Another mistake Mangold avoids is the cringey “light bulb moment,” whereby the genesis of a song is illustrated via a neat and reductive moment. For instance: Dylan walks in a park and watches a leaf blowing in the wind, or a man playing a tambourine—a tambourine man!—then returns home to bang on his typewriter and strum his gee-tar. Bish bash bosh—an iconic song is created! Which sounds unthinkably on the nose, but Mangold has done it before. In a scene from his Johnny Cash biopic Walk the Line, June Carter (Reese Witherspoon) interrupts a hard-partying Cash (Joaquin Phoenix) and screams at him: “you can’t walk no line!” Mangold then cuts to a recoring studio; no prizes for guessing which song Cash is performing.

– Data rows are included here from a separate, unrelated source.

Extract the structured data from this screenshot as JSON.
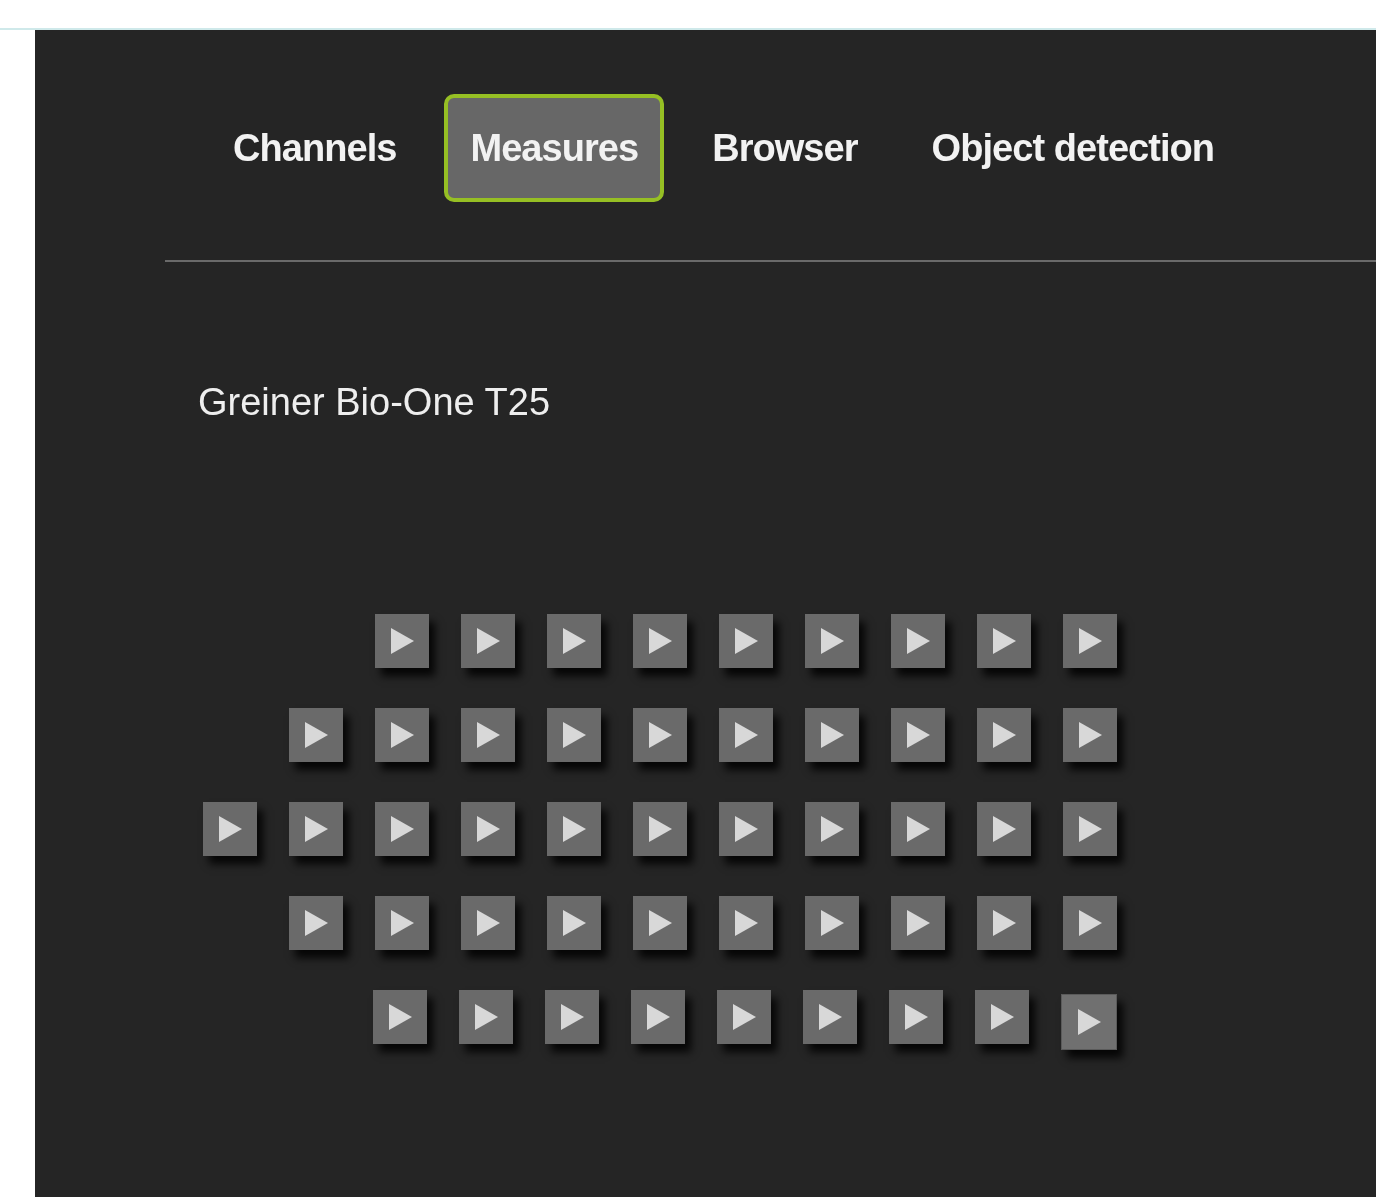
{
  "tabs": [
    {
      "label": "Channels",
      "selected": false
    },
    {
      "label": "Measures",
      "selected": true
    },
    {
      "label": "Browser",
      "selected": false
    },
    {
      "label": "Object detection",
      "selected": false
    }
  ],
  "plate": {
    "title": "Greiner Bio-One T25",
    "rows": [
      [
        {
          "hovered": false
        },
        {
          "hovered": false
        },
        {
          "hovered": false
        },
        {
          "hovered": false
        },
        {
          "hovered": false
        },
        {
          "hovered": false
        },
        {
          "hovered": false
        },
        {
          "hovered": false
        },
        {
          "hovered": false
        }
      ],
      [
        {
          "hovered": false
        },
        {
          "hovered": false
        },
        {
          "hovered": false
        },
        {
          "hovered": false
        },
        {
          "hovered": false
        },
        {
          "hovered": false
        },
        {
          "hovered": false
        },
        {
          "hovered": false
        },
        {
          "hovered": false
        },
        {
          "hovered": false
        }
      ],
      [
        {
          "hovered": false
        },
        {
          "hovered": false
        },
        {
          "hovered": false
        },
        {
          "hovered": false
        },
        {
          "hovered": false
        },
        {
          "hovered": false
        },
        {
          "hovered": false
        },
        {
          "hovered": false
        },
        {
          "hovered": false
        },
        {
          "hovered": false
        },
        {
          "hovered": false
        }
      ],
      [
        {
          "hovered": false
        },
        {
          "hovered": false
        },
        {
          "hovered": false
        },
        {
          "hovered": false
        },
        {
          "hovered": false
        },
        {
          "hovered": false
        },
        {
          "hovered": false
        },
        {
          "hovered": false
        },
        {
          "hovered": false
        },
        {
          "hovered": false
        }
      ],
      [
        {
          "hovered": false
        },
        {
          "hovered": false
        },
        {
          "hovered": false
        },
        {
          "hovered": false
        },
        {
          "hovered": false
        },
        {
          "hovered": false
        },
        {
          "hovered": false
        },
        {
          "hovered": false
        },
        {
          "hovered": true
        }
      ]
    ]
  }
}
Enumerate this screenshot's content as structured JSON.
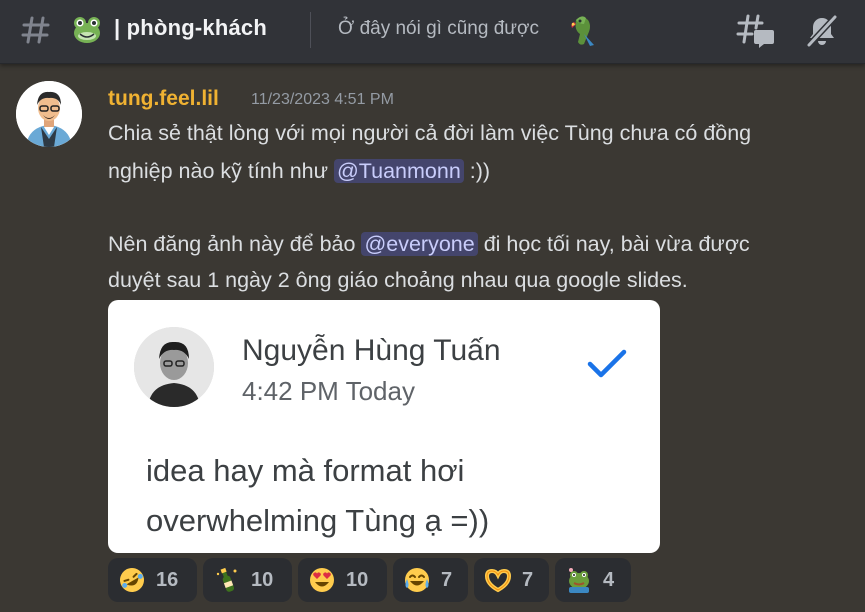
{
  "header": {
    "channel_name": "| phòng-khách",
    "channel_topic": "Ở đây nói gì cũng được"
  },
  "message": {
    "username": "tung.feel.lil",
    "timestamp": "11/23/2023 4:51 PM",
    "line1": "Chia sẻ thật lòng với mọi người cả đời làm việc Tùng chưa có đồng",
    "line2_prefix": "nghiệp nào kỹ tính như ",
    "mention_user": "@Tuanmonn",
    "line2_suffix": " :))",
    "line3_prefix": "Nên đăng ảnh này để bảo ",
    "mention_everyone": "@everyone",
    "line3_suffix": " đi học tối nay, bài vừa được",
    "line4": "duyệt sau 1 ngày 2 ông giáo choảng nhau qua google slides."
  },
  "attachment": {
    "author_name": "Nguyễn Hùng Tuấn",
    "time": "4:42 PM Today",
    "comment_line1": "idea hay mà format hơi",
    "comment_line2": "overwhelming Tùng ạ =))"
  },
  "reactions": [
    {
      "emoji": "rofl",
      "count": "16"
    },
    {
      "emoji": "champagne",
      "count": "10"
    },
    {
      "emoji": "heart-eyes",
      "count": "10"
    },
    {
      "emoji": "joy",
      "count": "7"
    },
    {
      "emoji": "heart-hands",
      "count": "7"
    },
    {
      "emoji": "pepe-frog",
      "count": "4"
    }
  ],
  "colors": {
    "username": "#f0b232",
    "mention_bg": "#4a4f8a",
    "background": "#3b3833",
    "header": "#313338"
  },
  "icons": [
    "hash-icon",
    "frog-emoji-icon",
    "parrot-emoji-icon",
    "threads-icon",
    "mute-icon",
    "checkmark-icon"
  ]
}
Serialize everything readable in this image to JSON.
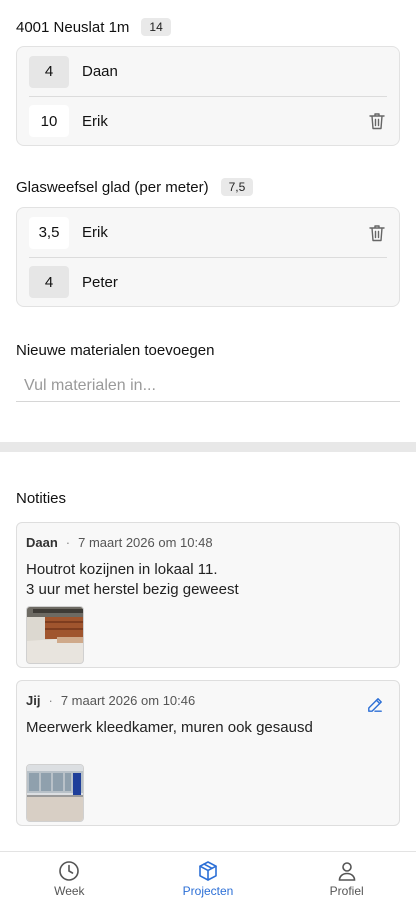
{
  "materials": [
    {
      "title": "4001 Neuslat 1m",
      "total": "14",
      "rows": [
        {
          "qty": "4",
          "name": "Daan",
          "deletable": false
        },
        {
          "qty": "10",
          "name": "Erik",
          "deletable": true
        }
      ]
    },
    {
      "title": "Glasweefsel glad (per meter)",
      "total": "7,5",
      "rows": [
        {
          "qty": "3,5",
          "name": "Erik",
          "deletable": true
        },
        {
          "qty": "4",
          "name": "Peter",
          "deletable": false
        }
      ]
    }
  ],
  "add_materials": {
    "label": "Nieuwe materialen toevoegen",
    "placeholder": "Vul materialen in..."
  },
  "notes": {
    "title": "Notities",
    "items": [
      {
        "author": "Daan",
        "date": "7 maart 2026 om 10:48",
        "lines": [
          "Houtrot kozijnen in lokaal 11.",
          "3 uur met herstel bezig geweest"
        ],
        "editable": false
      },
      {
        "author": "Jij",
        "date": "7 maart 2026 om 10:46",
        "lines": [
          "Meerwerk kleedkamer, muren ook gesausd"
        ],
        "editable": true
      }
    ]
  },
  "tabbar": {
    "tabs": [
      {
        "label": "Week",
        "icon": "clock-icon",
        "active": false
      },
      {
        "label": "Projecten",
        "icon": "box-icon",
        "active": true
      },
      {
        "label": "Profiel",
        "icon": "user-icon",
        "active": false
      }
    ]
  },
  "colors": {
    "accent": "#2c6fd6"
  }
}
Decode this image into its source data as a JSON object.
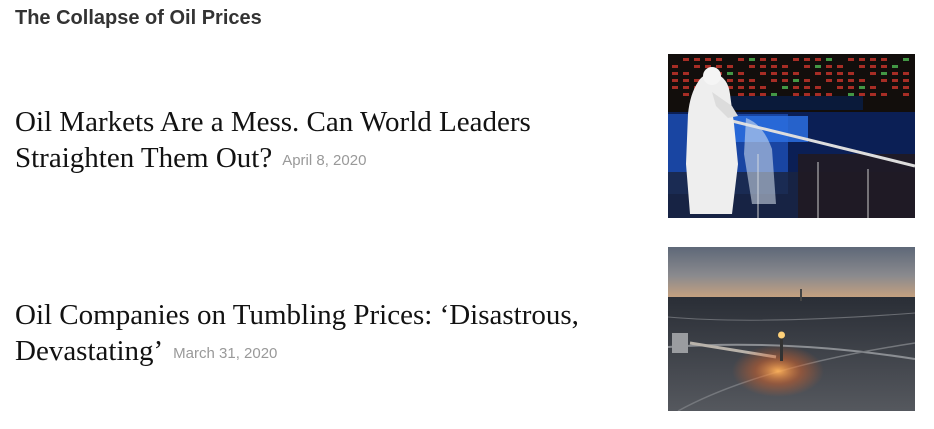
{
  "section": {
    "title": "The Collapse of Oil Prices"
  },
  "stories": [
    {
      "headline_line1": "Oil Markets Are a Mess. Can World Leaders",
      "headline_line2": "Straighten Them Out?",
      "date": "April 8, 2020",
      "image": "stock-exchange-trader-photo"
    },
    {
      "headline_line1": "Oil Companies on Tumbling Prices: ‘Disastrous,",
      "headline_line2": "Devastating’",
      "date": "March 31, 2020",
      "image": "oil-field-flare-photo"
    }
  ],
  "colors": {
    "headline": "#121212",
    "section_title": "#333333",
    "date": "#999999"
  }
}
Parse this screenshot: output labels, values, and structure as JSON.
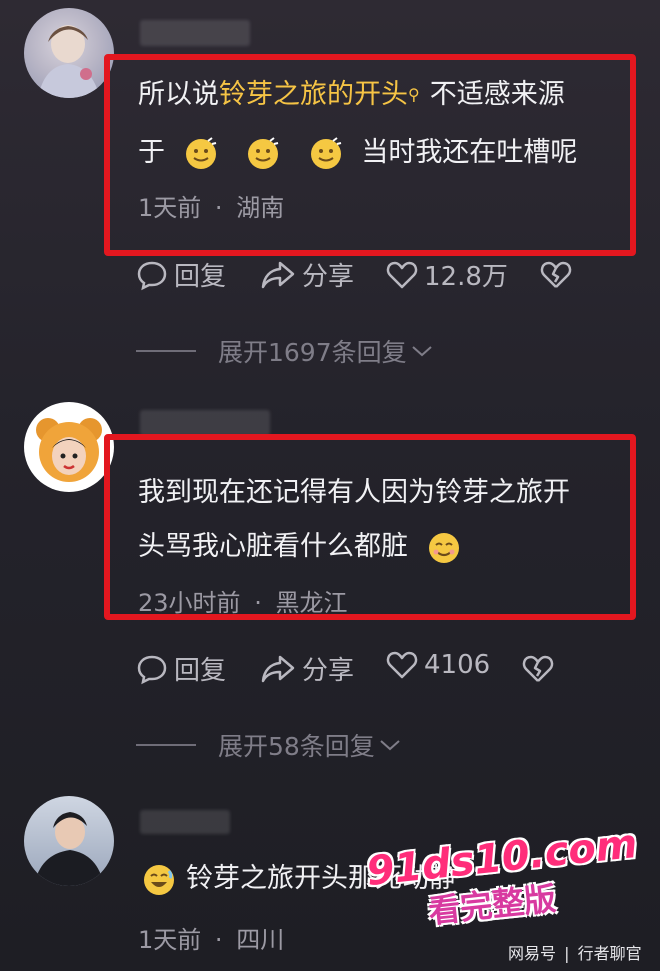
{
  "comments": [
    {
      "text_pre": "所以说",
      "text_link": "铃芽之旅的开头",
      "text_post": "不适感来源",
      "line2_pre": "于",
      "line2_post": "当时我还在吐槽呢",
      "time": "1天前",
      "location": "湖南",
      "reply_label": "回复",
      "share_label": "分享",
      "likes": "12.8万",
      "expand": "展开1697条回复"
    },
    {
      "line1": "我到现在还记得有人因为铃芽之旅开",
      "line2": "头骂我心脏看什么都脏",
      "time": "23小时前",
      "location": "黑龙江",
      "reply_label": "回复",
      "share_label": "分享",
      "likes": "4106",
      "expand": "展开58条回复"
    },
    {
      "line1": "铃芽之旅开头那死动静",
      "time": "1天前",
      "location": "四川"
    }
  ],
  "separator": "·",
  "watermark": {
    "site": "91ds10.com",
    "slogan": "看完整版",
    "source": "网易号",
    "divider": "|",
    "author": "行者聊官"
  },
  "icons": [
    "search-icon",
    "reply-icon",
    "share-icon",
    "heart-icon",
    "broken-heart-icon",
    "chevron-down-icon",
    "emoji-icon"
  ],
  "colors": {
    "highlight": "#f6c445",
    "redbox": "#e3171f",
    "background": "#24232b"
  }
}
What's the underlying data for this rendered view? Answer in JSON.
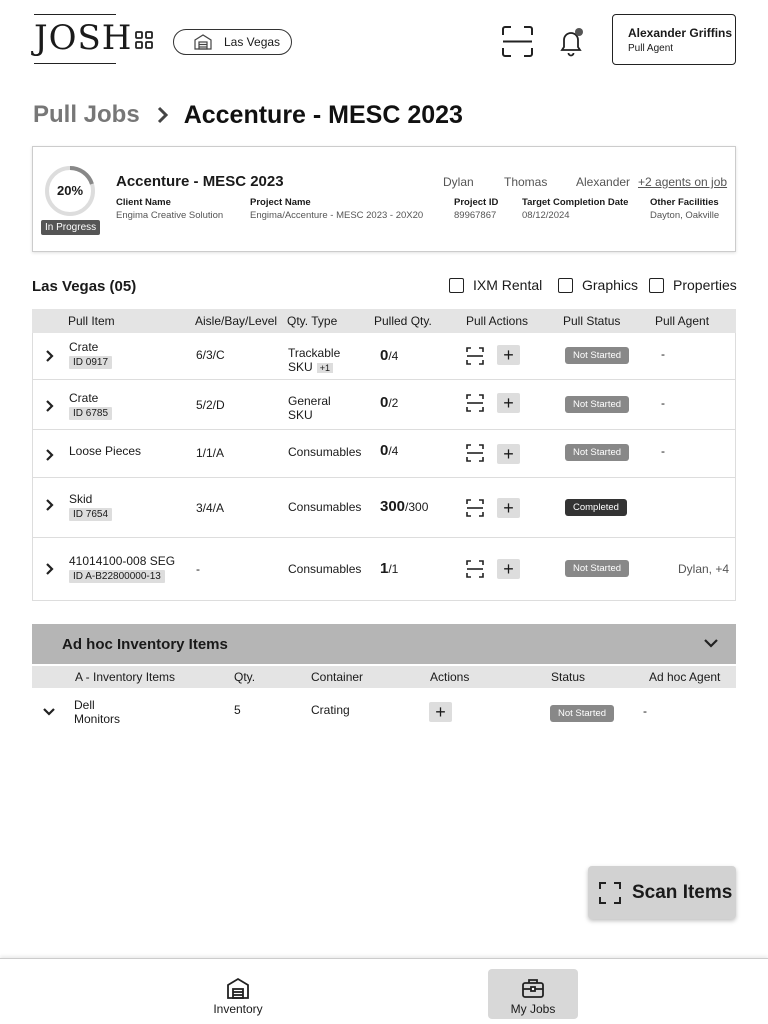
{
  "header": {
    "logo": "JOSH",
    "location": "Las Vegas",
    "user": {
      "name": "Alexander Griffins",
      "role": "Pull Agent"
    }
  },
  "breadcrumb": {
    "parent": "Pull Jobs",
    "current": "Accenture - MESC 2023"
  },
  "job": {
    "progress_text": "20%",
    "progress_fraction": 0.2,
    "status": "In Progress",
    "title": "Accenture - MESC 2023",
    "agents": [
      "Dylan",
      "Thomas",
      "Alexander"
    ],
    "more_agents": "+2 agents on job",
    "meta": [
      {
        "label": "Client Name",
        "value": "Engima Creative Solution"
      },
      {
        "label": "Project Name",
        "value": "Engima/Accenture - MESC 2023 - 20X20"
      },
      {
        "label": "Project ID",
        "value": "89967867"
      },
      {
        "label": "Target Completion Date",
        "value": "08/12/2024"
      },
      {
        "label": "Other Facilities",
        "value": "Dayton, Oakville"
      }
    ]
  },
  "section": {
    "title": "Las Vegas (05)",
    "filters": [
      "IXM Rental",
      "Graphics",
      "Properties"
    ]
  },
  "table": {
    "columns": [
      "Pull Item",
      "Aisle/Bay/Level",
      "Qty. Type",
      "Pulled Qty.",
      "Pull Actions",
      "Pull Status",
      "Pull Agent"
    ],
    "rows": [
      {
        "item": "Crate",
        "id": "ID 0917",
        "location": "6/3/C",
        "qty_type_1": "Trackable",
        "qty_type_2": "SKU",
        "extra": "+1",
        "pulled": "0",
        "total": "/4",
        "status": "Not Started",
        "agent": "-"
      },
      {
        "item": "Crate",
        "id": "ID 6785",
        "location": "5/2/D",
        "qty_type_1": "General",
        "qty_type_2": "SKU",
        "extra": "",
        "pulled": "0",
        "total": "/2",
        "status": "Not Started",
        "agent": "-"
      },
      {
        "item": "Loose Pieces",
        "id": "",
        "location": "1/1/A",
        "qty_type_1": "Consumables",
        "qty_type_2": "",
        "extra": "",
        "pulled": "0",
        "total": "/4",
        "status": "Not Started",
        "agent": "-"
      },
      {
        "item": "Skid",
        "id": "ID 7654",
        "location": "3/4/A",
        "qty_type_1": "Consumables",
        "qty_type_2": "",
        "extra": "",
        "pulled": "300",
        "total": "/300",
        "status": "Completed",
        "agent": ""
      },
      {
        "item": "41014100-008 SEG",
        "id": "ID A-B22800000-13",
        "location": "-",
        "qty_type_1": "Consumables",
        "qty_type_2": "",
        "extra": "",
        "pulled": "1",
        "total": "/1",
        "status": "Not Started",
        "agent": "Dylan, +4"
      }
    ]
  },
  "adhoc": {
    "title": "Ad hoc Inventory Items",
    "columns": [
      "A - Inventory Items",
      "Qty.",
      "Container",
      "Actions",
      "Status",
      "Ad hoc Agent"
    ],
    "row": {
      "item_1": "Dell",
      "item_2": "Monitors",
      "qty": "5",
      "container": "Crating",
      "status": "Not Started",
      "agent": "-"
    }
  },
  "scan_button": "Scan Items",
  "nav": {
    "inventory": "Inventory",
    "my_jobs": "My Jobs"
  }
}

As for Dylan’s characterisation, which of course is central to A Complete Unknown, it feels broadly right. “You’re kind of an asshole, Bob,” Monica Barbaro’s Joan Baez says at one point. Maybe, but he’s also kind of not. Dylan’s head’s in the clouds. He’s hungry to make it, hungry to arrive somewhere. He’s not a bad guy but he might not be there for you in your hour of need; he’s got his own fish to fry. In this film the closest we get to expressions of Dylan’s soul, his being, his raison d’etre, are the generously sampled songs, the naked lyrics. Which makes sense. They stand for more than the film ever could.